Pull Request resolved: https://github.com/pytorch/pytorch/pull/90945
Approved by: https://github.com/awgu
**Why this PR?**
For the composable APIs implementation, sometimes the internal APIs may not have the application (FSDP, DDP) root module but only the local module. One example is the state_dict/optimizer_state_dict implementation of FSDP. These APIs are designed to start with the root module of the model. It is tricky for these APIs to tell whether a random submodule is managed by either DDP or FSDP.
It will be useful to have APIs like:
`_get_module_state(module)`: return the composable state if this module is managed by composable API.
`_get_module_fsdp_state(module)`: return the FSDP state if this module is managed by FSDP.
**What does this PR propose?**
1. Make `_State` out of `_composable` module so that `FullyShardedDataParallel` can inherit from it.
2. A global `_module_state_mapping: Dict[nn.Module, _State]` that keeps the mapping of all submodules (not just root module) to the state.
3. Create `_get_module_state(module)` to look up `_module_state_mapping`.
4. Create `_get_module_fsdp_state(module)` that uses `_get_module_state(module)` to get the state then verifies if the state is `_FSDPState`.
Pull Request resolved: https://github.com/pytorch/pytorch/pull/89147
Approved by: https://github.com/awgu
Co-authored with @rohan-varma.
**Overview**
This adds preliminary `state_dict()` support for `fully_shard`.
- The only explicit branching between composable and wrapper code paths happens in the state dict hook registration, which is inevitable.
- We introduce a `_comm_module_prefix` to match the FQNs between the two code paths.
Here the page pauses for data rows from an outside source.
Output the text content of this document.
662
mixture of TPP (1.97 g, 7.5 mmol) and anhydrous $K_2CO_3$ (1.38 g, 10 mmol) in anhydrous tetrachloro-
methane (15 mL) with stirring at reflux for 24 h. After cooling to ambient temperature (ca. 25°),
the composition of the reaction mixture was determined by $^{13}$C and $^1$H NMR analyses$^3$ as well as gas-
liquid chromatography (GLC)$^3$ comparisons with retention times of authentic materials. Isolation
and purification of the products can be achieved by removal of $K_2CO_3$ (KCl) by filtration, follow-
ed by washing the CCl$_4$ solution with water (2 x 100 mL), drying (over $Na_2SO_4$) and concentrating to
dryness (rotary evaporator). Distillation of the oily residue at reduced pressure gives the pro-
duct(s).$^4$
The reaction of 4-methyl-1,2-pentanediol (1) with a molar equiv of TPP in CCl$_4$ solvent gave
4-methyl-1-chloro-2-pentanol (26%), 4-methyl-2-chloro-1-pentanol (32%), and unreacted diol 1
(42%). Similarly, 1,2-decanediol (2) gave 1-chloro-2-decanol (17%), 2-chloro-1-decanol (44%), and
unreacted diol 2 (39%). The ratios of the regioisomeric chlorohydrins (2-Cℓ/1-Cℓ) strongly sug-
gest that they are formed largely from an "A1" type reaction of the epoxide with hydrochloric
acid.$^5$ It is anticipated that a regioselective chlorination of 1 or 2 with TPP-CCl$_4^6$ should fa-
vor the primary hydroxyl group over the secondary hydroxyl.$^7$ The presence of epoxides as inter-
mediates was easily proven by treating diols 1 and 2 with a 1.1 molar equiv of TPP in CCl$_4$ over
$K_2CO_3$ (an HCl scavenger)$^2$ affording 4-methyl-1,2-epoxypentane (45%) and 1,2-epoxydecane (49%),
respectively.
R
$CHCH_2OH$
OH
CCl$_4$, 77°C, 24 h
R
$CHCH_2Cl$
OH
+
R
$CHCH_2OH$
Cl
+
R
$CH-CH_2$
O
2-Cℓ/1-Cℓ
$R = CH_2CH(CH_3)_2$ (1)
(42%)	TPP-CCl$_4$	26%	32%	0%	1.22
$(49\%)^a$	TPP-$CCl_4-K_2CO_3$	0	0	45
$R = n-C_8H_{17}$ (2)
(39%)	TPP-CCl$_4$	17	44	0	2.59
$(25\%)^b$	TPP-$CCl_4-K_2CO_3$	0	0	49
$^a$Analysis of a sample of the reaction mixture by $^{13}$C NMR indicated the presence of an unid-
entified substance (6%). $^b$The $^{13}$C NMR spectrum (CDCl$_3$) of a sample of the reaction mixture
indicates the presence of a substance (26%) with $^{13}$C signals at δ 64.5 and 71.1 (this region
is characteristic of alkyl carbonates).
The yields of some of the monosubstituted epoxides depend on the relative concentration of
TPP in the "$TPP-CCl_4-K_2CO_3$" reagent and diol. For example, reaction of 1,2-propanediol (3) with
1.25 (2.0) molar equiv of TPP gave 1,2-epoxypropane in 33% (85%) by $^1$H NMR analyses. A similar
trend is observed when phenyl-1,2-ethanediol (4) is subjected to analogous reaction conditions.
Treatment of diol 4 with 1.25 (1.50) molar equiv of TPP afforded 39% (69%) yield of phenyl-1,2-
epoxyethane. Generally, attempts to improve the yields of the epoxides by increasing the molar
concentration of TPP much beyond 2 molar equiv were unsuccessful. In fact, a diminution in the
This is needed since for composable, the FQNs are prefixed from the local FSDP root, whereas for state dict purposes, we want them to be prefixed from the comm. module. Thus, we need this `_comm_module_prefix` to be stripped during state dict.
- In my understanding, the alternative to not use the `prefix` argument in `state_dict()` does not support the case when `fully_shard` is applied to a submodule (i.e. not the global root module) since we still need _part_ of `prefix` then.
**Follow-Ups**
- We can retire the `functools.partial` usage once @fegin's PR lands.
- We should add more thorough testing (e.g. sharded state dict, save and load together etc.).